Der CDU-Gesundheitspolitiker Dr. Peter Liese begrüßt den Beschluss des CDU-Bundesvorstands, den Parteitag im Dezember und die Wahl des neuen CDU-Vorsitzenden zu verschieben. „Ich bedaure, dass das notwendig ist, denn als Partei bräuchten wir eigentlich schon längst eine Klärung der Führungsfrage und ich finde es für die drei Kandidaten, die ich alle persönlich sehr gut kenne und schätze, schon schwierig, wenn die Sache jetzt noch einmal verschoben wird. Aber in der vorgesehenen Form eines Präsenz- oder Hybridparteitages wäre die Sache einfach nicht vermittelbar gewesen.
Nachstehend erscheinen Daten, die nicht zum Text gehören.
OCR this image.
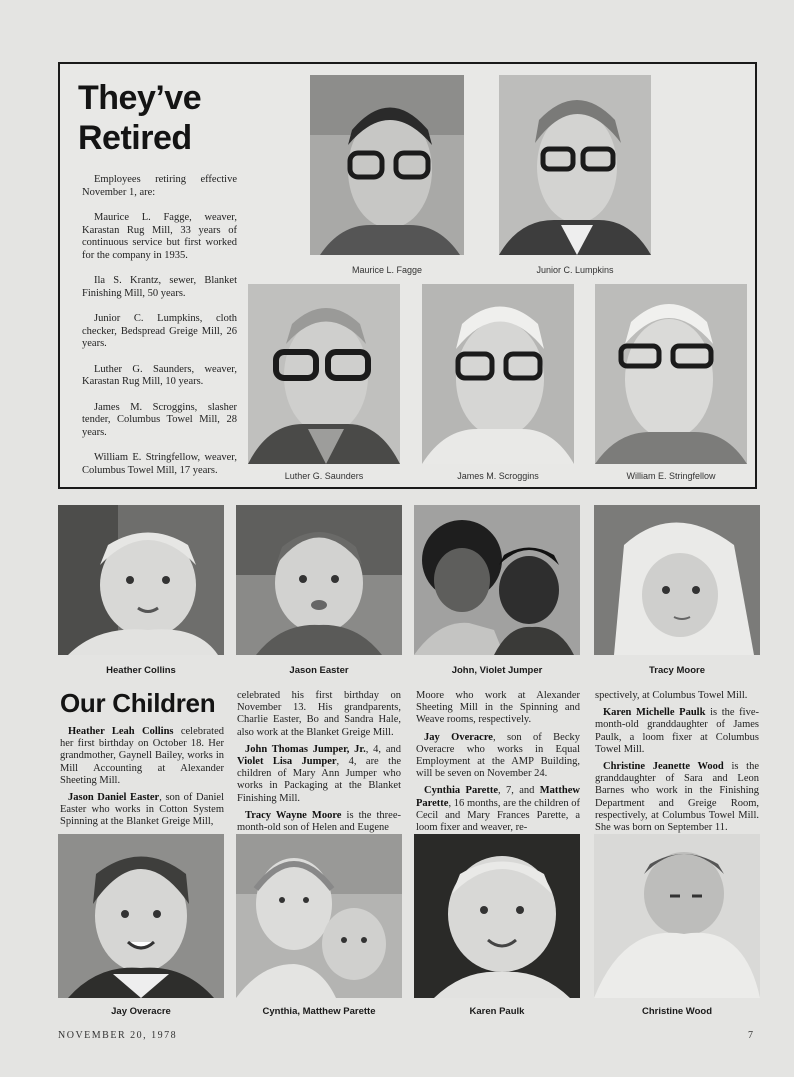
They’ve
Retired

Employees retiring effective November 1, are:

Maurice L. Fagge, weaver, Karastan Rug Mill, 33 years of continuous service but first worked for the company in 1935.

Ila S. Krantz, sewer, Blanket Finishing Mill, 50 years.

Junior C. Lumpkins, cloth checker, Bedspread Greige Mill, 26 years.

Luther G. Saunders, weaver, Karastan Rug Mill, 10 years.

James M. Scroggins, slasher tender, Columbus Towel Mill, 28 years.

William E. Stringfellow, weaver, Columbus Towel Mill, 17 years.

Maurice L. Fagge	Junior C. Lumpkins
Luther G. Saunders	James M. Scroggins	William E. Stringfellow
Heather Collins	Jason Easter	John, Violet Jumper	Tracy Moore
Our Children

Heather Leah Collins celebrated her first birthday on October 18. Her grandmother, Gaynell Bailey, works in Mill Accounting at Alexander Sheeting Mill.

Jason Daniel Easter, son of Daniel Easter who works in Cotton System Spinning at the Blanket Greige Mill,

celebrated his first birthday on November 13. His grandparents, Charlie Easter, Bo and Sandra Hale, also work at the Blanket Greige Mill.

John Thomas Jumper, Jr., 4, and Violet Lisa Jumper, 4, are the children of Mary Ann Jumper who works in Packaging at the Blanket Finishing Mill.

Tracy Wayne Moore is the three-month-old son of Helen and Eugene

Moore who work at Alexander Sheeting Mill in the Spinning and Weave rooms, respectively.

Jay Overacre, son of Becky Overacre who works in Equal Employment at the AMP Building, will be seven on November 24.

Cynthia Parette, 7, and Matthew Parette, 16 months, are the children of Cecil and Mary Frances Parette, a loom fixer and weaver, re-

spectively, at Columbus Towel Mill.

Karen Michelle Paulk is the five-month-old granddaughter of James Paulk, a loom fixer at Columbus Towel Mill.

Christine Jeanette Wood is the granddaughter of Sara and Leon Barnes who work in the Finishing Department and Greige Room, respectively, at Columbus Towel Mill. She was born on September 11.

Jay Overacre	Cynthia, Matthew Parette	Karen Paulk	Christine Wood
NOVEMBER 20, 1978	7
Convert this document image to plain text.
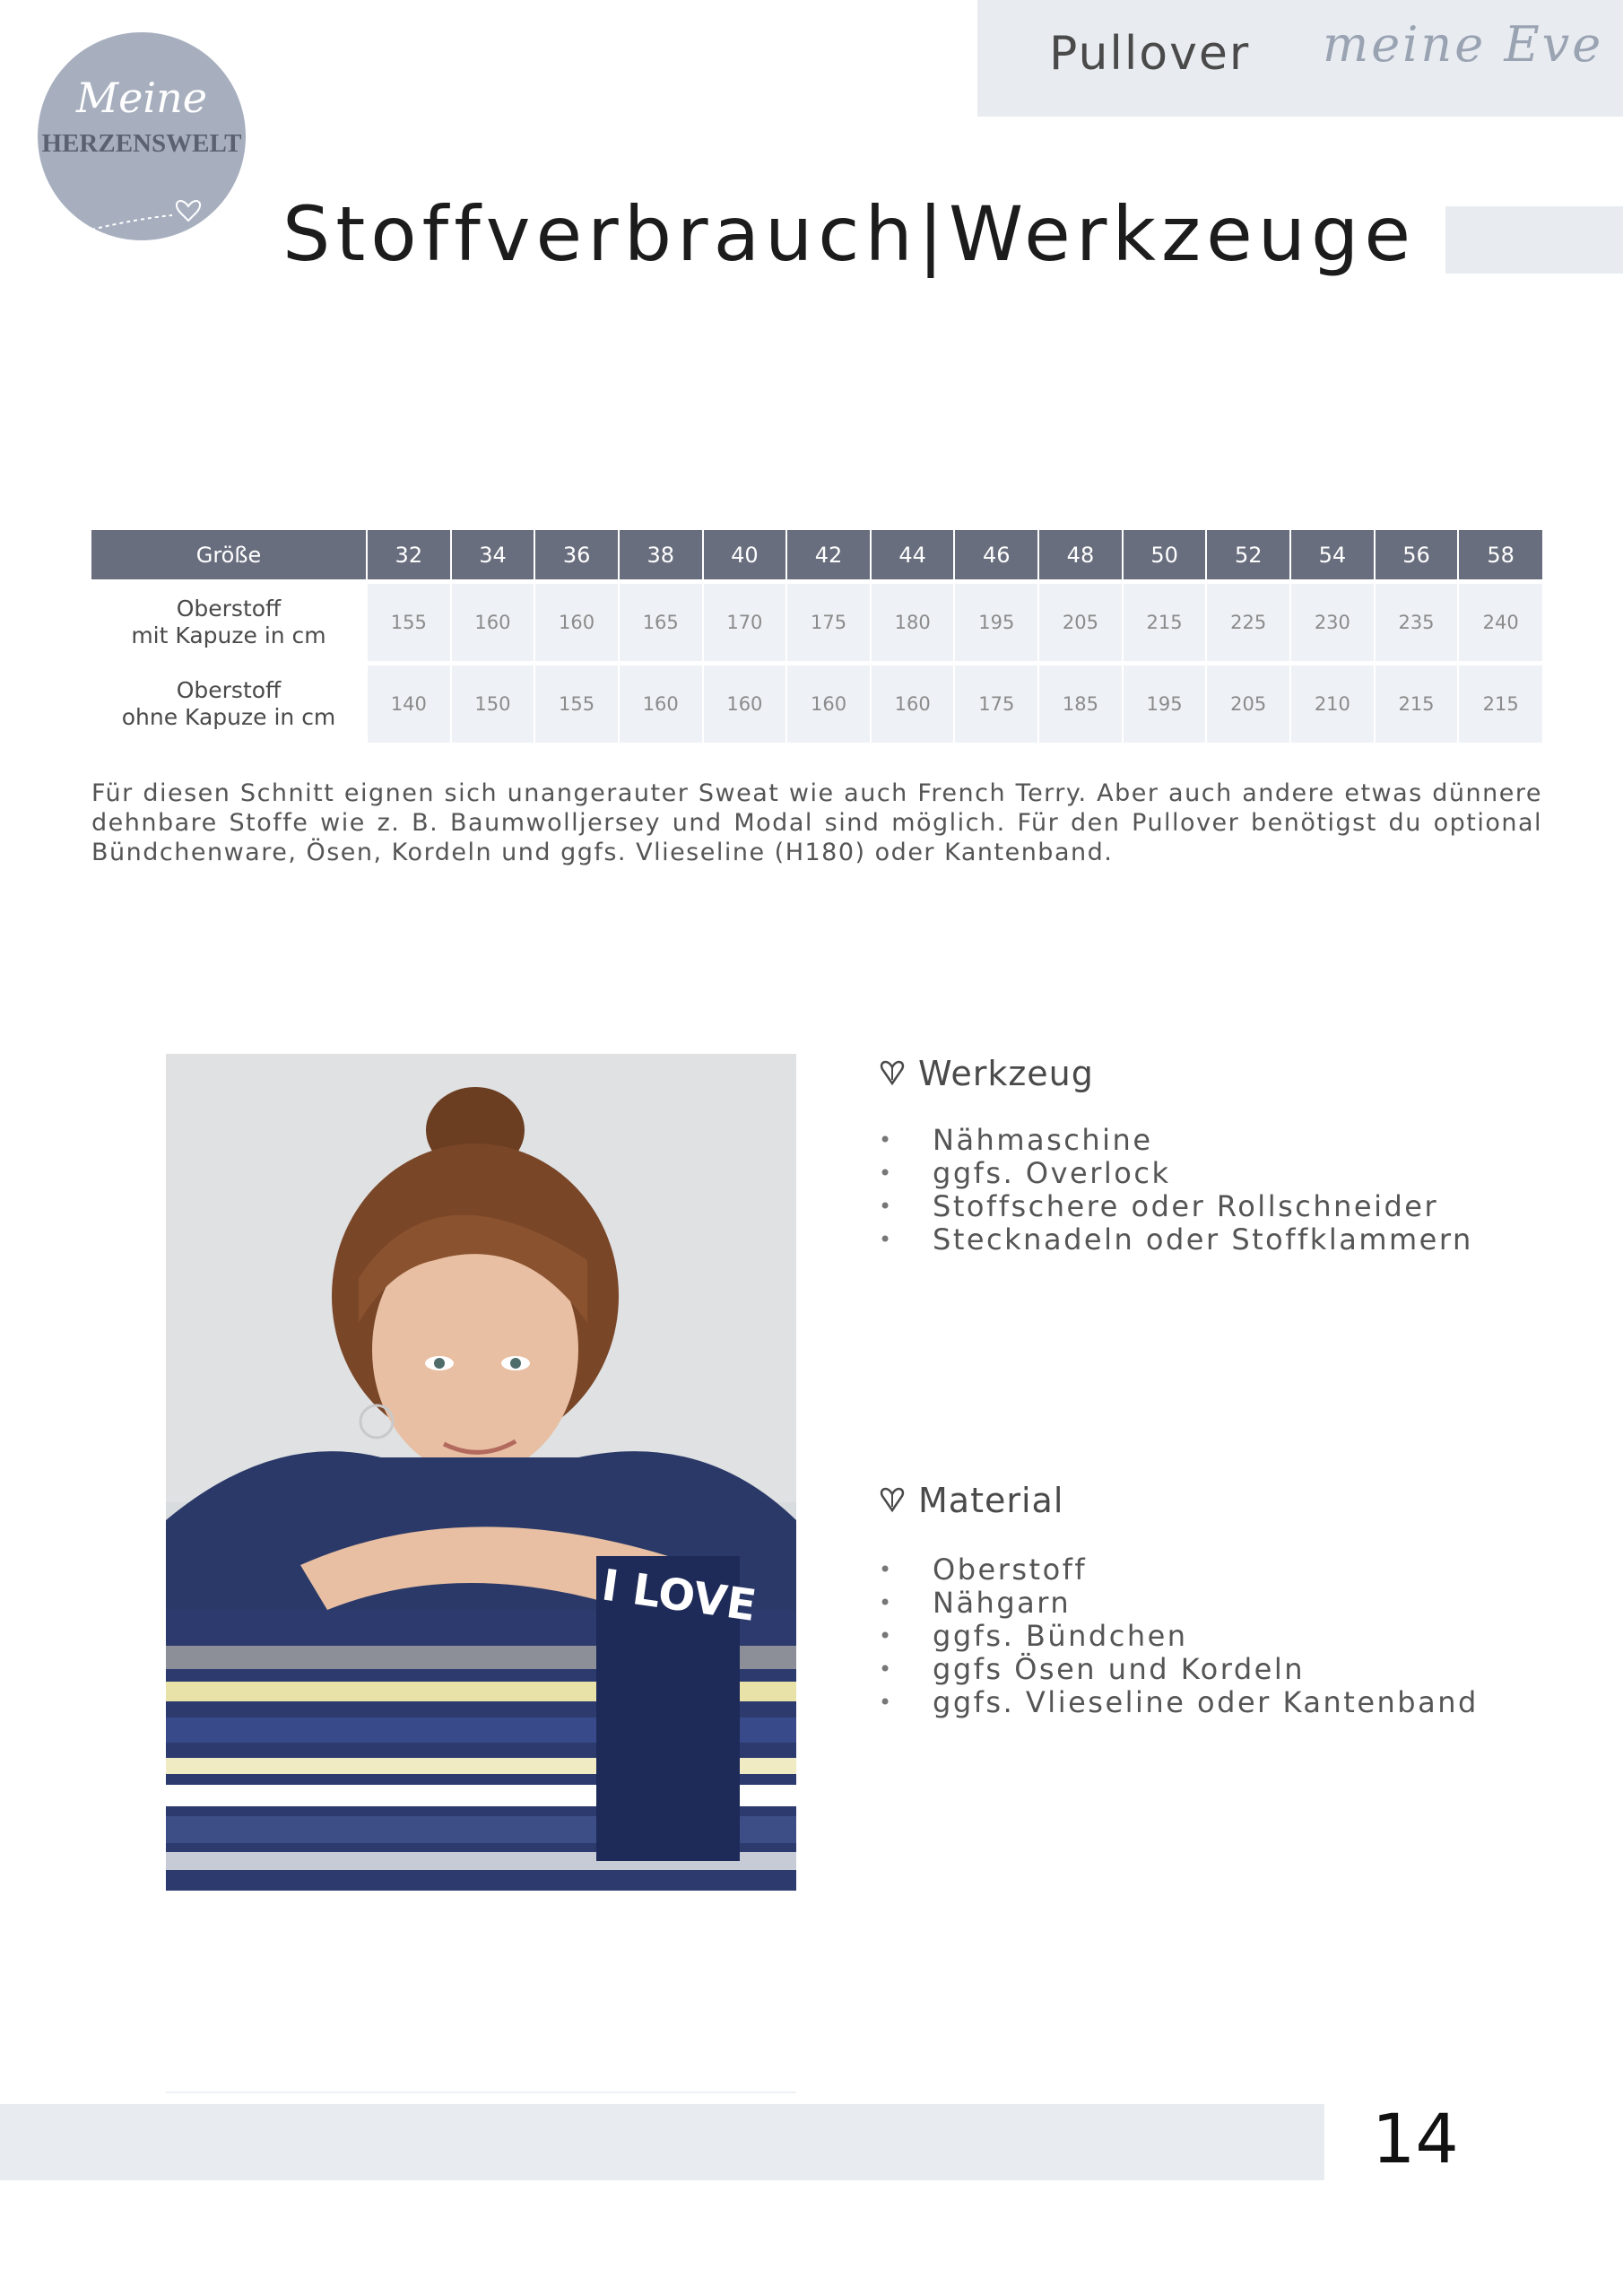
Pullover meine Eve
Meine
HERZENSWELT
Stoffverbrauch|Werkzeuge
Größe	32	34	36	38	40	42	44	46	48	50	52	54	56	58
Oberstoff
mit Kapuze in cm	155	160	160	165	170	175	180	195	205	215	225	230	235	240
Oberstoff
ohne Kapuze in cm	140	150	155	160	160	160	160	175	185	195	205	210	215	215

Für diesen Schnitt eignen sich unangerauter Sweat wie auch French Terry. Aber auch andere etwas dünnere dehnbare Stoffe wie z. B. Baumwolljersey und Modal sind möglich. Für den Pullover benötigst du optional Bündchenware, Ösen, Kordeln und ggfs. Vlieseline (H180) oder Kantenband.

I LOVE
Werkzeug
• Nähmaschine
• ggfs. Overlock
• Stoffschere oder Rollschneider
• Stecknadeln oder Stoffklammern
Material
• Oberstoff
• Nähgarn
• ggfs. Bündchen
• ggfs Ösen und Kordeln
• ggfs. Vlieseline oder Kantenband
14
Die Bundeskanzlerin fordert uns zurecht auf, Corona viele ernster zu nehmen, als wir das in den letzten Wochen getan haben. Und wenn jetzt Armin Laschet, der lange Zeit eher für eine weitere Öffnung plädiert hat, wörtlich sagt, dass es nicht nur bei hohen Infektionszahlen bleiben, sondern auch die Zahl der Krankheits- und Todesfälle steigen wird, und dass wir uns auf sehr harte Wochen einstellen müssen, dann sollte jeder wachsam sein, denn Armin Laschet hat leider recht. Die bisher in Deutschland durchgeführten Maßnahmen reichen bei Weitem nicht aus. Das sehe ich als Europaabgeordneter in der Entwicklung der Pandemie in Belgien, den Niederlanden, Tschechien und vielen anderen Ländern.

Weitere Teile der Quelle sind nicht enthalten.